Sam blew out a breath and pushed the sliding door to the kitchen open. He’d make pancakes and get Riley to open up about her problems, and then he’d send her to the Society—where she should have gone in the first place. And then maybe he’d figure out what the hell he was supposed to do with himself.

But first he’d put on a damned shirt.


Riley took a deep breath and let it out slowly. And then she did it again. She’d stepped outside after her shower thinking to check the temperature to determine how cold she’d be with her shirt still damp at the seams after washing it in the sink last night. She hadn’t expected to see Sam standing out there, half naked, fairly magnificent, and petting a damned cat with more gentleness than those big hands should have been capable of. Now she was all flustered and flushed. And maybe some more F words.

So
inappropriate.

She hurried to brush her teeth with her finger and some toothpaste she’d found in a drawer and ran her hands through her hair once more before checking that she’d left the room neat—bed made, towel hung, the T-shirt he’d loaned her folded on the bed. She hefted the metal pipe she’d carried from the bar, relishing the reassuring weight and what the cool smoothness represented. But Sam knew what she could do with it, and it seemed rude to bring an obvious weapon into the kitchen of a Good Samaritan. She’d take it with her, but leave it outside.

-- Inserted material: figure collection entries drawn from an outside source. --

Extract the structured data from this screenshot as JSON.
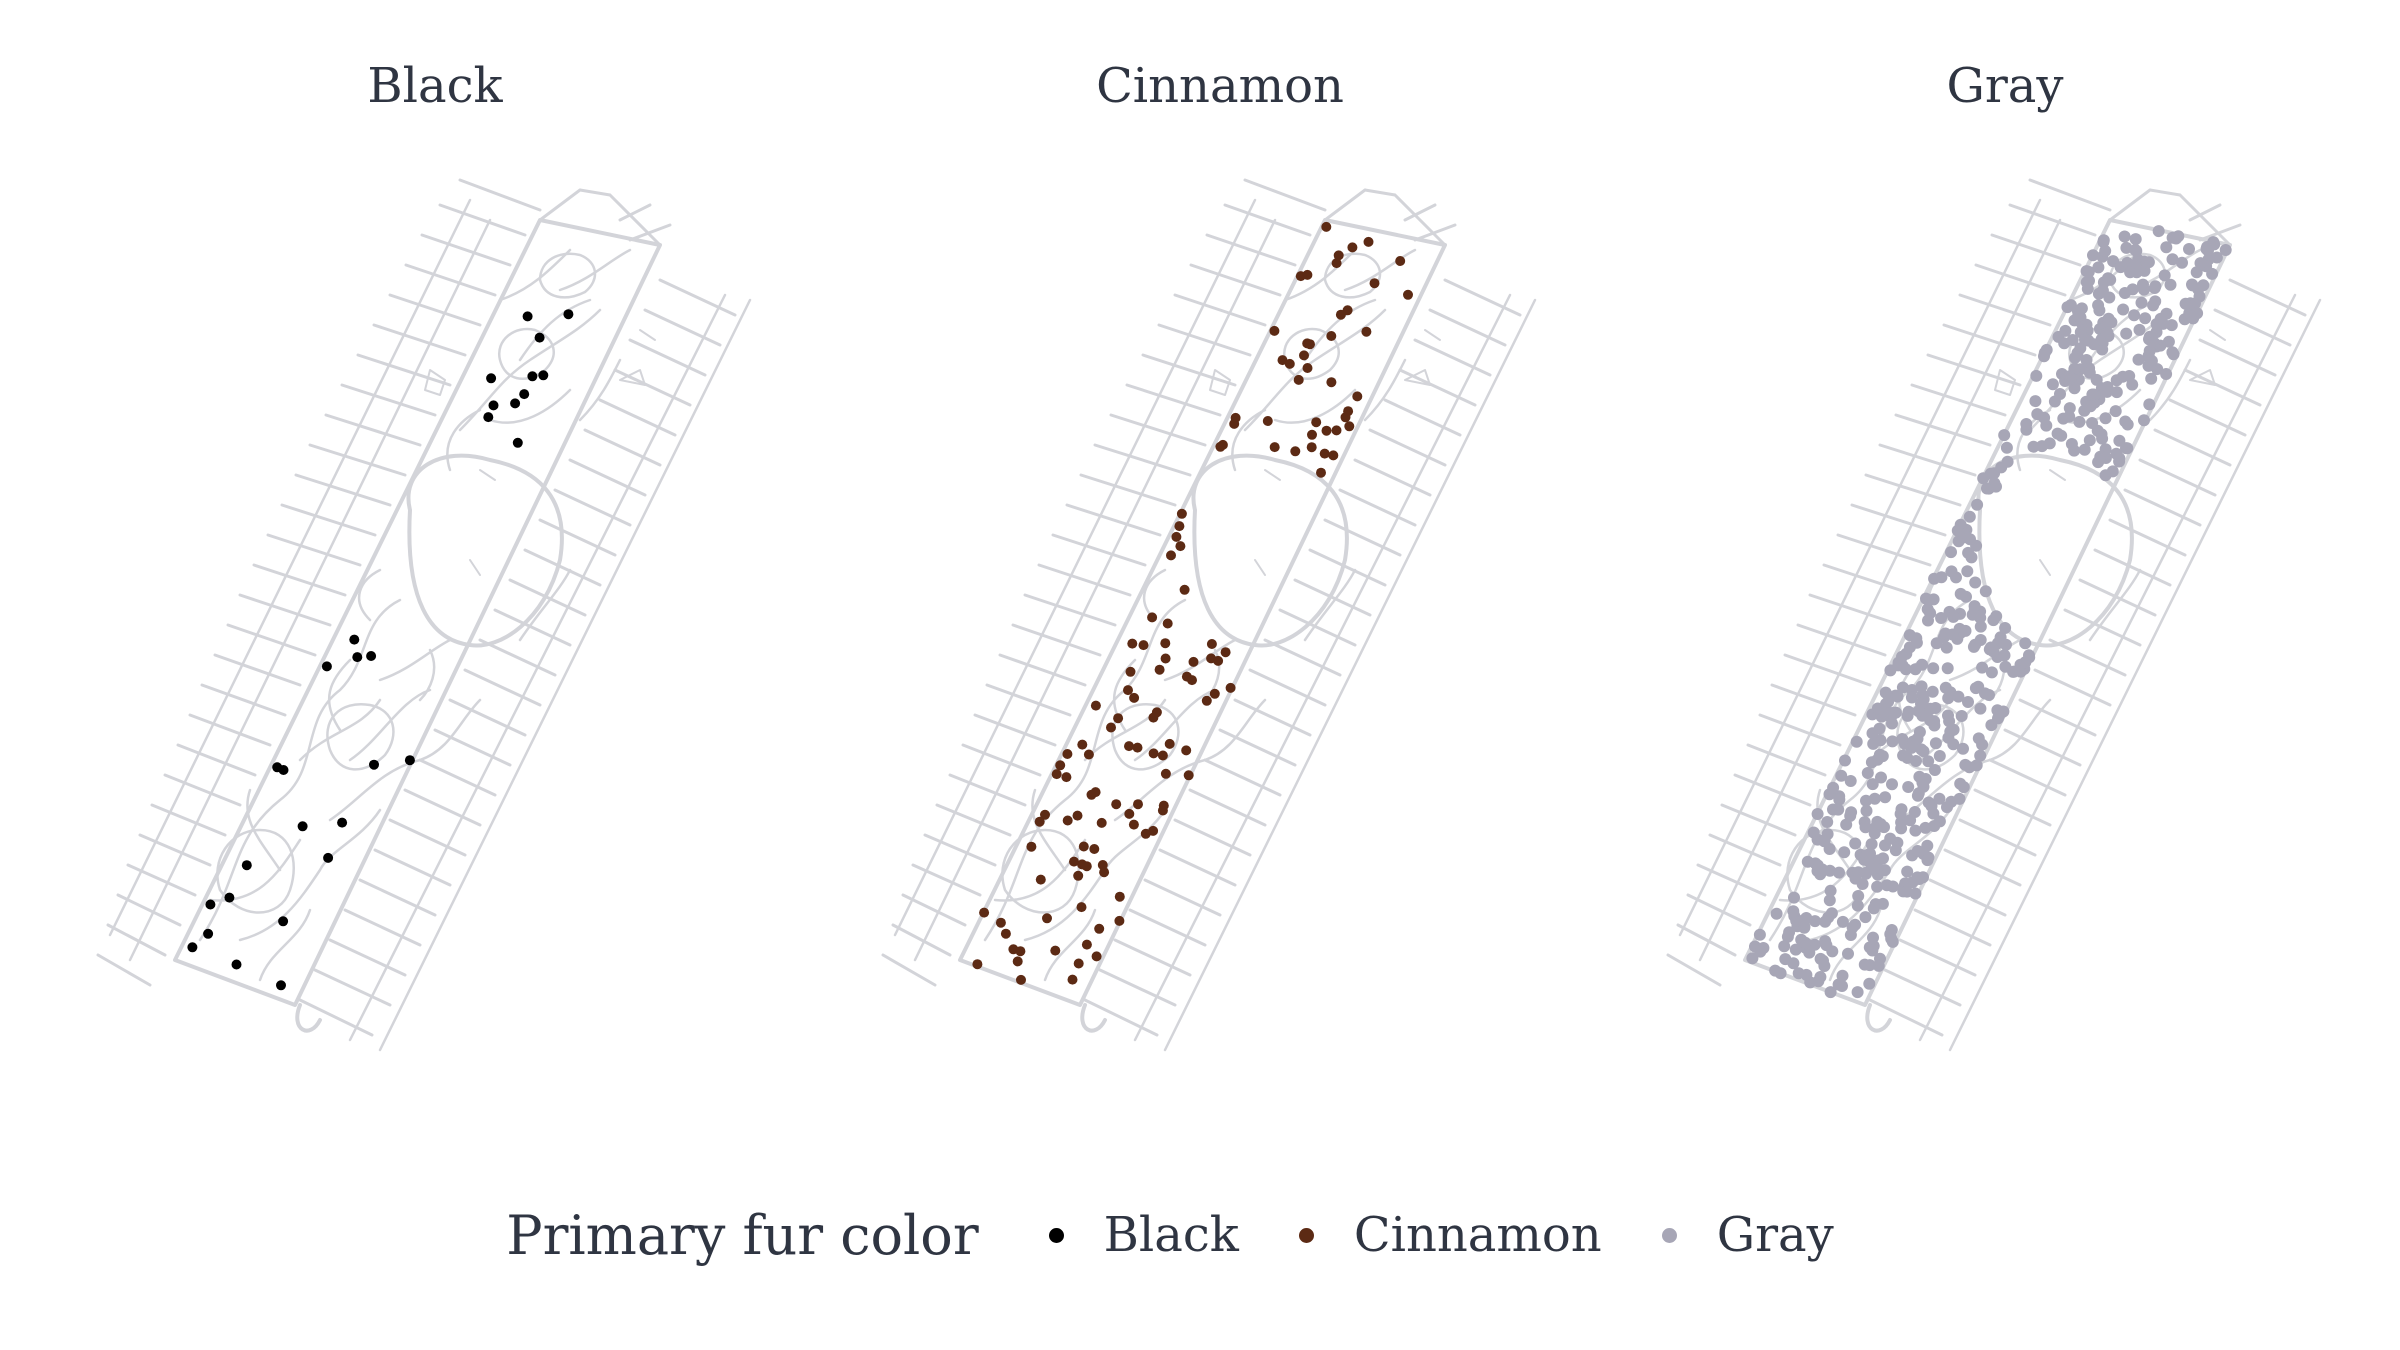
{
  "legend": {
    "title": "Primary fur color",
    "items": [
      {
        "label": "Black",
        "color": "#000000"
      },
      {
        "label": "Cinnamon",
        "color": "#5c2a14"
      },
      {
        "label": "Gray",
        "color": "#a7a6b6"
      }
    ]
  },
  "colors": {
    "street": "#d3d4d9",
    "background": "#ffffff"
  },
  "panels": [
    {
      "title": "Black",
      "color": "#000000",
      "approx_sightings": 30
    },
    {
      "title": "Cinnamon",
      "color": "#5c2a14",
      "approx_sightings": 130
    },
    {
      "title": "Gray",
      "color": "#a7a6b6",
      "approx_sightings": 600
    }
  ]
}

She took another deep breath and nodded sharply. Okay. She was ready for this.

She headed down the steps and followed the walkway to the deck. Sam had left the door slightly ajar. After leaning the pipe against the wall outside, she used her fingertips to nudge the door open some more.

“Come on in,” Sam called. She stepped into a narrow kitchen rendered even smaller by an old Formica table…and Sam’s wide shoulders, now covered with a T-shirt.

Bummer.

The room was clean but old and worn, the linoleum curling along the edges, the walls a dingy tan that probably used to be white. The appliances might be older than she was, except for the fancy-looking coffee maker on the counter.